Someone
in Alabama is burning down Baptist churches -- at least 10 since
Feb. 2, according to USA Today. Shall we ask The
New York Times to take responsibility for creating a culturally
insensitive environment toward evangelical Christians?
No, of course not;
we don't do that. We believe in free speech as well as religious
liberty.
But just as I'm ready
to sign onto the First Amendment absolutist brigade (buy Danish,
anyone?), another news story catches my eye: a disgusting political
protest at a soldier's funeral by the tiny cult church that styles
itself Westboro Baptist. The pastor there, Fred Phelps, is famous
because his group's signs ("God Hates Fags") are so
perfectly aligned with the national media's preferred view of
morally conservative Christians as hate-mongers that they are
always in the news.
His latest crusade?
Protesting soldiers' funerals on the grounds that their deaths
show God hates homo-loving America. To Google up the ugliness
in local media is to reveal at the same time a litany of all that
is good and decent in American life.
From the (Galesburg,
Ill.) Register-Mail: On Nov. 16, 2005, 20 Knox College students
lined the middle of Academy Street to block the family's views
of the ugly shouts and signs of the Westboro cult during the funeral
procession of Sgt. 1st Class Kyle Wehrly. Gary Reed showed up
to help. "I was never in the service, but my father was.

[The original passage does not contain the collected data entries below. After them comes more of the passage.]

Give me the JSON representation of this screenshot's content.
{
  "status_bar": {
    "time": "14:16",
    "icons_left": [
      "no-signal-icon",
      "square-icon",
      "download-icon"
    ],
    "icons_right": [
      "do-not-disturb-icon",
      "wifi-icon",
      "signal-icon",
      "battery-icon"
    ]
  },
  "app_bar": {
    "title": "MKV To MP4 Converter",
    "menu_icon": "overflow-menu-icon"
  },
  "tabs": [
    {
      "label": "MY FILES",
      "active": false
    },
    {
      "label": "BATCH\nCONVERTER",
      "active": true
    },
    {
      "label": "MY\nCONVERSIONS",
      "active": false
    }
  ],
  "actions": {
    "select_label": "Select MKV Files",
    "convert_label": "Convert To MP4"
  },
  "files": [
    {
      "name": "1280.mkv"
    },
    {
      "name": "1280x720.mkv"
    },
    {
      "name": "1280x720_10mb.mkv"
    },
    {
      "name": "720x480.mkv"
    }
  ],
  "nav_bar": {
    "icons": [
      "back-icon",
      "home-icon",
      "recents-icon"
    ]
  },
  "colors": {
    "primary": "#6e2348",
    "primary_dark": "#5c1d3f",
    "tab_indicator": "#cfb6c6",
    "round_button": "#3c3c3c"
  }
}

A fallen soldier should be supported."
The Nov.
1 Greeley (Colo.) Tribune reports seven Westboro
protestors showed up at Army Pfc. Tyler MacKenzie's funeral. Within
seconds, about 50 motorcyclists from the Christian Motorcycle
Association, Leatherneck motorcycle group and Harley owners group
revved up their engines, seeking to drown the protestors' ugly
shouts. Others who moved to block the family's view of the protestors
included 10 military mothers from the Rocky Mountain Military
Moms, members of the U.S. Seagoing Marine Association, Marine
Corps League, Combat Vets Association and Grunt.com, a Marine
group. "We're protecting the family from them," said
Gus Quist, 50, of Fort Collins, who came with the Harley owners
group.
In Marblehead, Mass.,
it was the funeral of Army Special Forces Staff Sgt. Christopher
Piper of Marblehead, and the police bagpipe band drowned out the
protest. The Claremore (Okla.) Daily Progress reported that the
American Legions Riders motorcycle club of southeast Kansas used
their engines to drown out protests during the funeral of Staff
Sgt. John Glen Doles.
Rev. Richard Billings,
the pastor who had married Doles to his wife in 1995, eulogized
him as a "hero who gave everything for the freedoms we enjoy
as Americans. ... He will continue to bless all of us with the
freedoms he laid down his life to preserve -- here in America,
where we can pledge our allegiance to a flag, one nation -- where?"
"Under God,"
replied the collective crowd.
"This is Oklahoma
-- we can still say that here," he said.
Frustrated and appalled
legislators in five states are seeking to ban protests at funerals.
Sounds reasonable to me. I don't think such a law would be inconsistent
with democratic freedom, any more than I believe the First Amendment
really does require us to permit flag burning.
And so too I can imagine
with much disturbance that (say) a democratic Iraq could choose
to ban depictions of Muhammad. It is perfectly possible to protect
sacred symbols or sacred moments in ways that do not violate core
principles of free speech necessary to robust, democratic life.
What I still
can't understand are 12 Danish cartoonists hiding for their lives
for drawing cartoons that violate neither the law nor the customs
of their own country. Or the people in the United States, from
The New York Times to Bill Clinton, who see insensitivity
to Muslims as the problem thereby revealed.